Ratchets: What You Need to Know
The most prevalent form is the ratcheting socket wrench, often informally called a ratchet. A ratchet incorporates a reversible ratcheting mechanism that allows the user to pivot the tool back and forth to turn its socket instead of removing and repositioning a wrench to do so.
Whether you’re working on a car, a piece of machinery, or taking on a building project, a ratchet is an essential tool. Commonly used for fastening nuts and bolts, there are different types of ratchets available. Here are some important things to note:
- Ratchet sizes differ according to usage. Common ratchet sizes include 1/4-in. drive, 3/8-in. drive, 1/2-in. drive and 3/4-in. drive. Having different socket wrench sizes will allow you to operate different socket sizes based on your particular needs.

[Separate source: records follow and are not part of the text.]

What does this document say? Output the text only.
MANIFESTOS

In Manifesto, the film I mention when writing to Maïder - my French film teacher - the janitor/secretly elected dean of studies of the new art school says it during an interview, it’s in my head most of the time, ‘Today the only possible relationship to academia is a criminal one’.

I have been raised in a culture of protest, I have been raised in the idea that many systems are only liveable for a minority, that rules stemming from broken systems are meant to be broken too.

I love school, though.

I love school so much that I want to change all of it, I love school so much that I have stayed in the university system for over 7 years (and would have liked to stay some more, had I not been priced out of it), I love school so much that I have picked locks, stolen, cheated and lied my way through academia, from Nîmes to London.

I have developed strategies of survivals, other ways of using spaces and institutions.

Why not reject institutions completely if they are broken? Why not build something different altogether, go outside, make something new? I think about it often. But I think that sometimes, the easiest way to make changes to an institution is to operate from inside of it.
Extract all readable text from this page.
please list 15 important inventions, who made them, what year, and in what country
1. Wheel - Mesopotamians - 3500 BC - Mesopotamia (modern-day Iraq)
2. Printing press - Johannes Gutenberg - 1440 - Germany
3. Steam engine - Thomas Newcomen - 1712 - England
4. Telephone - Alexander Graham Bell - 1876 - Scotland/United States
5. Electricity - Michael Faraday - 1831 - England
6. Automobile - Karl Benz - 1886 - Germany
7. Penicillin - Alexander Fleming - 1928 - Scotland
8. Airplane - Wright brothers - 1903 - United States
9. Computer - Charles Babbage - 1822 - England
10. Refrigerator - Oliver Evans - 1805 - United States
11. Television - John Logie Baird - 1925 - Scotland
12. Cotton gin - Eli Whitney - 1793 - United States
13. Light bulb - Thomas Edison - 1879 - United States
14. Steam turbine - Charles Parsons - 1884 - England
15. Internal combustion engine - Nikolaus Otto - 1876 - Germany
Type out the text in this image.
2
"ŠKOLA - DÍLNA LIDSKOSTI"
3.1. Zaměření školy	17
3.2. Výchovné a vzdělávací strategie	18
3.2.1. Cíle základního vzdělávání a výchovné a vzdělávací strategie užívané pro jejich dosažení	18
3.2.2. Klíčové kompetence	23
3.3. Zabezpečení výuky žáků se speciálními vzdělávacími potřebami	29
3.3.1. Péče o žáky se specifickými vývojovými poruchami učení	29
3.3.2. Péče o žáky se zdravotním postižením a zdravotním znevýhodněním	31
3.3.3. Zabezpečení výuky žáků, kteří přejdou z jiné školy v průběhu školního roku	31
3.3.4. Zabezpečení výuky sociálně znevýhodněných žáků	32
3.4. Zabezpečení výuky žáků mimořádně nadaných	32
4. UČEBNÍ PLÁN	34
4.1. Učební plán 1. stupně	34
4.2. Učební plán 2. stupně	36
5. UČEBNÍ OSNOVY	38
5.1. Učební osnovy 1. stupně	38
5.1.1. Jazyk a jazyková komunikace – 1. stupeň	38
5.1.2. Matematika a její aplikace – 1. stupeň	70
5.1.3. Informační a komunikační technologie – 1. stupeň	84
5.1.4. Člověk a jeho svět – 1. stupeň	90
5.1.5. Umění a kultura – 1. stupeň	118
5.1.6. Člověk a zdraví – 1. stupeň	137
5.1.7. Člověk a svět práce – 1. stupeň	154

- Most ratchets use a geared drive. Gearless options use a rolling bearing, which can help you make greater changes with less effort. Jointed and flex-head ratchets are helpful for working in small, hard-to-reach areas.
- Tooth count of ratchets can vary. The teeth — the number of notches in the gear inside the ratchet head — are a factor when it comes to usage. A higher tooth count, from about 72 to 160 teeth, requires less handle movement to turn a fastener. This allows the user to work in small confined spaces. A lower tooth count requires greater handle movement for a turn.
Types of Sockets
Sockets connect to the ratchet to help you make adjustments quickly and easily. Depending on the job at hand, you’ll need a certain type of socket. Here’s a breakdown of the most common socket types you’ll find and when you’ll likely use them:
- SAE sockets: Society of Automotive Engineers (SAE) sockets are manufactured for work on American-made vehicles. Socket sizes are measured based on imperial system inches and fractions. Some of the commonly used SAE sizes are 3/8 in., 5/8 in., and 11/16 in. sockets.
- Metric sockets: Ideal for working on imported vehicles, metric sockets’ sizes are measured in millimeters. The most commonly used types are 8 mm, 10 mm and 14 mm sockets.
- Torx® bit sockets: The sockets are fitted with star-shaped bits designed for Torx® screws. Torx bit socket sizes are identified with the capital “T” followed by a number. The socket sizes range from T1 to T100, with the most common for Torx screws T6, T8, T10, T15, T20, T25, and T30. Torx screw sockets are ideal for where you need extra power and more torque.
- Impact sockets: Designed to be used with impact wrenches, impact sockets are ideal for heavy-duty tasks such as removing old, difficult, or rusted bolts on cars or machinery. SAE and metric impact socket sizes are both available.
- Driver sockets: Also called bit sockets, these work to tighten and loosen screws using your ratchet handle. Driver sockets are available for almost all screw types like Phillips, flat head, and hex.
- Pass-through sockets: These allow the bolt you’re working on to pass through the socket and ratchet. This function can be useful for long, threaded bolts in cars, electronics, and machinery.
- Spark plug sockets: Specially fitted for changing spark plugs, spark plug sockets make quick work of this automotive repair job.
Ratchets and sockets come in many sizes, types, and uses for varying tasks. When you buy specialty ratchet and socket sets, they may include items like socket extensions and breaker bars. However, you can add these items to your existing sets, as they’re typically sold individually. In case you lose or damage a part of your existing set, you can buy replacement sockets and more.